Documenting datasets
You may need or want to provide datasets in your software; these are
particularly helpful to providing good examples. There are many
different ways to document data and we will not exhaustively detail them
here. However, we recommend you adhere to standard data formats and
provide at least some background information and metadata for each
dataset. Schema.org has common vocabulary that can be used. For NOAA, there is also a Data Management Handbook that includes guidance. If your software is an R
package, you should refer to this excellent
guidance from Hadley Wickham. You
may also want to provide dynamic links to online databases - many APIs
allow users to download data in a .JSON format, which can be converted
to R
dataframes using the jsonlite
package.
Examples
We also require at least one complete example of how to use software. The requirements to use this example must be installed with the software, so that every user who downloads your software is able to copy and paste the example, click “run”, and expect for it to work. This may require adding a testing dataset to your repository (see details above). Further, the code from your example should be included in your testing package and continuous integration, such that examples are always tested and sure to work whenever changes are merged into the code.
It is the most helpful to provide unit examples in the code reference
(for example, with the @example
tag in roxygen()
comments) and
integrated examples somewhere in your Github repository. Integrated
examples are not necessary if your software consists of a number of
stand-alone functions whose inputs and outputs are not expected to be
piped to other functions. However, integrated examples are needed if
your users are expected to follow a workflow calling multiple functions,
or if they will need to define a class that can then initiate actions.
Integrated examples are nicely illustrated in a hybrid code/text format,
although they can be adequately explained in comments within a code
file. Some formats we recommend include markdown, Jupyter notebooks, and Quarto.
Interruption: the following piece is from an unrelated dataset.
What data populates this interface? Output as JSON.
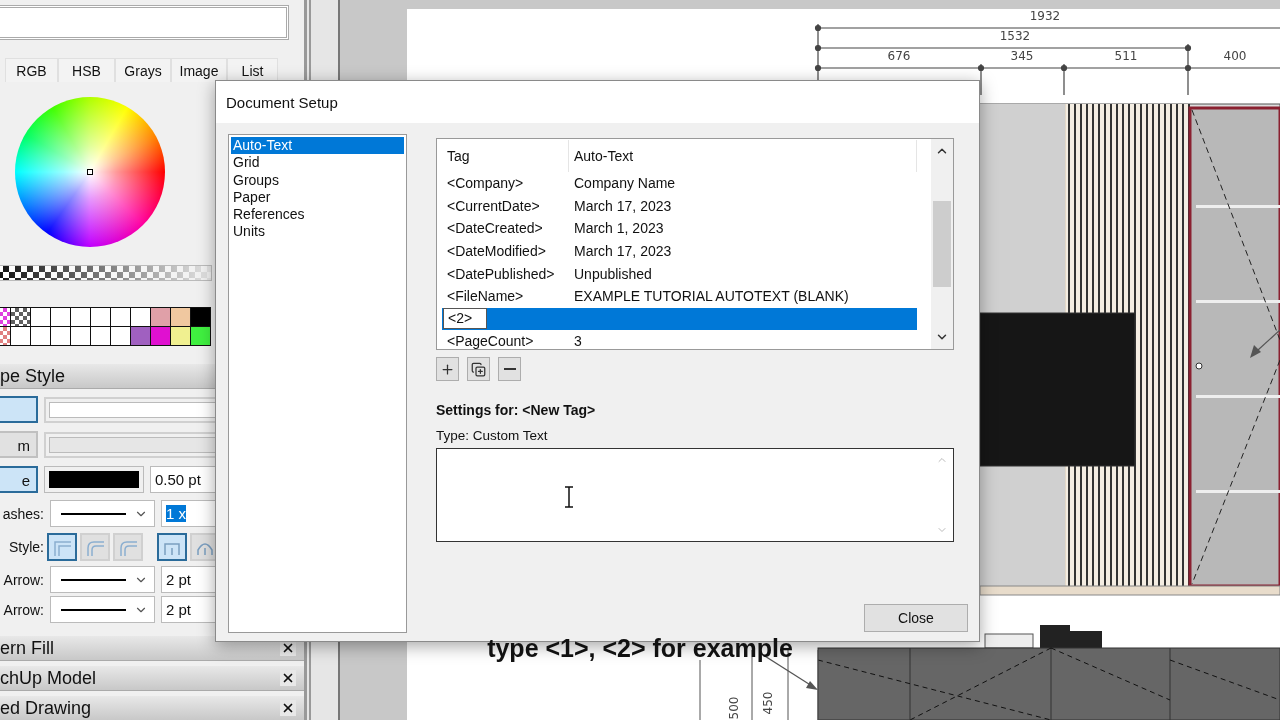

One best practice that is not required includes creating a shared space for examples of your code, including your examples and user-generated ones. You can do this by creating another Github repository within your software organization.
User Manual
The most time- and labor-intensive type of documentation is a user manual. A user manual may be dozens or hundreds of pages long and serves as a comprehensive reference to using your software. The best user manuals include example code syntax, textual descriptions of software functionality, references to inherited or software your code is dependent on, and often equations describing the mathematical equations used within more mathematically complex functions. Creating and writing a user manual can be expected to take several months, a good user manual will usually need to be reviewed by at least one or a few other people, and a user manual will need to be continously updated. However, an effective user manual can link together discrete examples and code reference in an extremely helpful way. Further, many user manuals count towards peer-reviewed or “grey literature” publication titles.
We recommend using markdown or a similar markup language to write your
user manual. While some user manuals have been successfully written in
LaTeX or Microsoft Word, the amount of code contained in a typical user
manual makes such systems inefficient. Further, using a markup language
allows you to auto-generate some user manual content. Finally, using a
markdown-based syntax (a good example is quarto
in R
) allows you
to easily create webpages from your user manual, which are much easier
to browse online as opposed to downloading a large .pdf or .docx file.